Be nice to your siblings. They're your best link to your past, and
might make more money than you in the future.

Understand that friends come and go, but Star Trek on UPN is forever.

So are a few good friends. Work hard to bridge the gaps in
geography and lifestyle, because the older you get, the more you
need the people who remember you when you had hair.

Live in New York City once, but leave before someone ties you up in
your apartment and chops your head off.

Live in Northern California once, but leave before you start wearing
leather and hanging out with people named "Bruce."

Burp.

Accept certain inalienable truths: You will always work too hard,
for too little money. Your wife's boobs will sag.
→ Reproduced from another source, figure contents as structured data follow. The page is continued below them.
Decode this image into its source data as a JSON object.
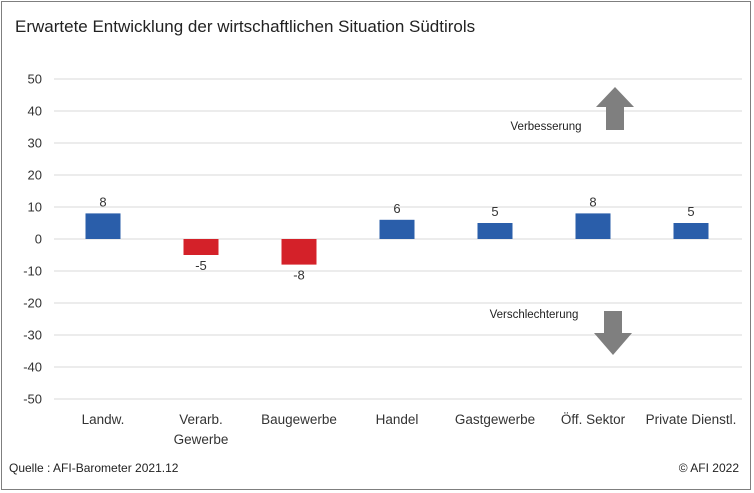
{
  "chart_data": {
    "type": "bar",
    "title": "Erwartete Entwicklung der wirtschaftlichen Situation Südtirols",
    "categories": [
      "Landw.",
      "Verarb.\nGewerbe",
      "Baugewerbe",
      "Handel",
      "Gastgewerbe",
      "Öff. Sektor",
      "Private Dienstl."
    ],
    "values": [
      8,
      -5,
      -8,
      6,
      5,
      8,
      5
    ],
    "data_labels": [
      "8",
      "-5",
      "-8",
      "6",
      "5",
      "8",
      "5"
    ],
    "ylim": [
      -50,
      50
    ],
    "yticks": [
      50,
      40,
      30,
      20,
      10,
      0,
      -10,
      -20,
      -30,
      -40,
      -50
    ],
    "grid": true,
    "legend": "none",
    "colors": {
      "positive": "#2a5eaa",
      "negative": "#d42129",
      "grid": "#d9d9d9",
      "arrow": "#7f7f7f"
    },
    "annotations": [
      {
        "text": "Verbesserung",
        "arrow": "up"
      },
      {
        "text": "Verschlechterung",
        "arrow": "down"
      }
    ]
  },
  "footer": {
    "source": "Quelle : AFI-Barometer 2021.12",
    "copyright": "© AFI 2022"
  }
}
So will yours.
Prices will soar, and no matter how much money you make, you won't be
able to afford to buy the house you really, really want. You, too,
will get old, and when you do, you will fantasize that when you were
young, your wife's boobs didn't sag, prices were reasonable, and you
didn't care how much money you had, because living in a filthy
apartment with four other guys off-campus with a cabinet full of Top
Ramen and Lucky Lager was all you needed.

Don't expect anyone else to support you. Unless they're really,
really rich. Maybe you have a trust fund. Maybe you'll have a
wealthy spouse. But you never know when either one will be dipped
into by someone else.

Be careful whose advice you buy, but be liberal with supplying it.
People love that. Advice is a form of nostalgia. Dispensing it is a
way of fishing the past from the disposal, wiping it off, painting
over the ugly parts and recycling it so that somebody else, younger
than you, can get screwed over just like you did, and you can point
and laugh.

But trust me on the white zinfandel.